A new SERM relieves vaginal atrophy

January 1, 2005

Lasofoxifene is the first selective estrogen receptor modulator (SERM) to help vaginal atrophy, says a multicenter trial presented at the 15th Annual Meeting of the North American Menopause Society (NAMS). Investigators found the drug reduced dryness with few side effects.

Lasofoxifene is the first selective estrogen receptor modulator (SERM) to help vaginal atrophy, says a multicenter trial presented at the 15th Annual Meeting of the North American Menopause Society (NAMS). Investigators found the drug reduced dryness with few side effects.

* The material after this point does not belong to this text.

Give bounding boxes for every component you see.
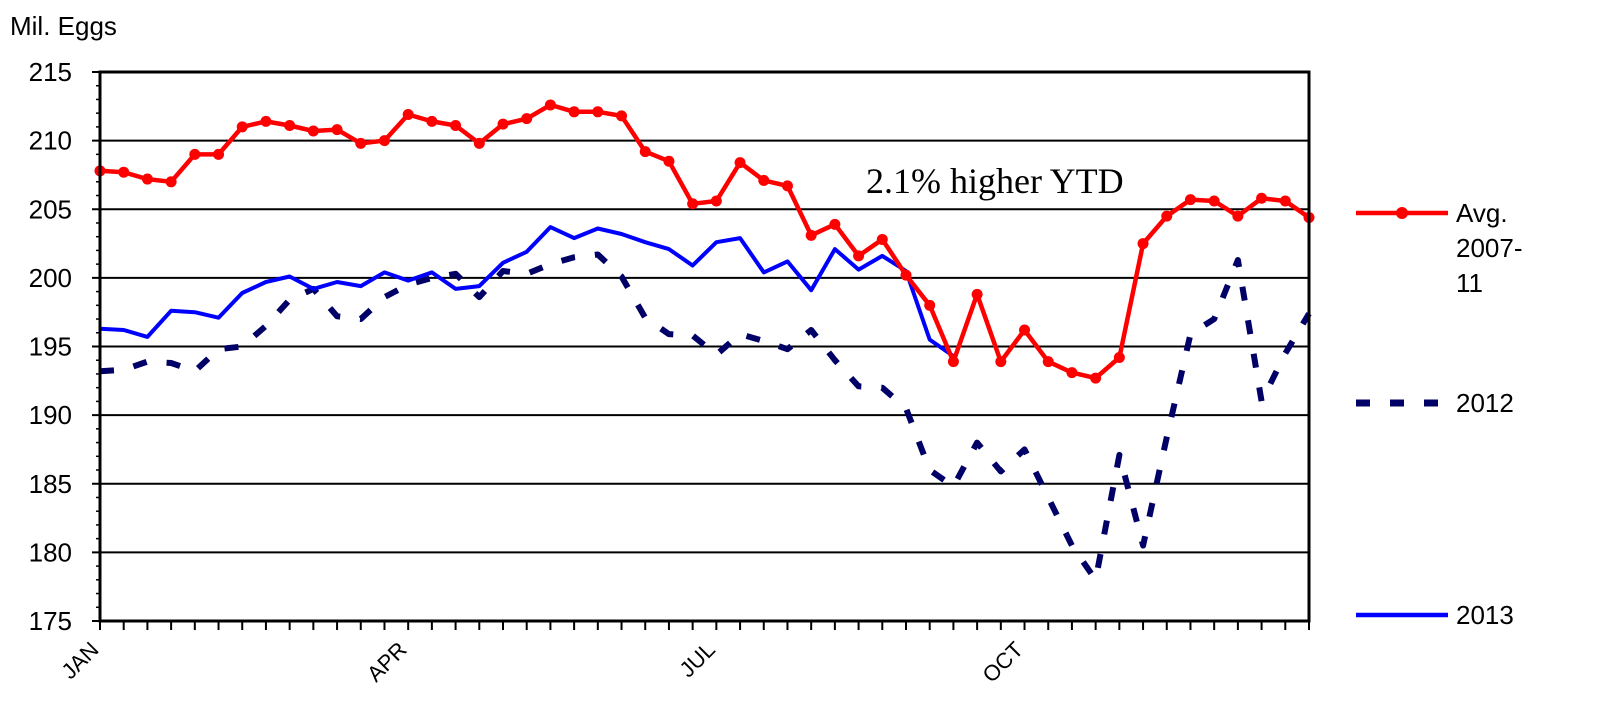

Nearly 400 postmenopausal women aged 46 to 82, all of whom had some degree of vaginal discomfort, were enrolled in the placebo-controlled, double-blind study at 31 sites. Three daily doses of lasofoxifene were tested: 0.025 mg, 0.25 mg, and 0.5 mg. Vaginal atrophy was assessed via questionnaire at baseline and treatment weeks 8, 12, and 24.

By 12 weeks, all three dosages significantly improved vaginal dryness/soreness compared to placebo (63%, 65%, and 62%, respectively, vs. 35%; P<0.001). A similar but less dramatic difference was seen for burning/itching (38%, 43%, and 36%, respectively, vs. 22%; P≤0.074). The drug also reduced symptoms associated with sexual intercourse.

Bachmann G, Gawss M, Moffett A, et al. Lasofoxifene improves patients' symptoms associated with vaginal atrophy. P-63. Presented at the 15th Annual Meeting of the North American Menopause Society in Washington, D.C.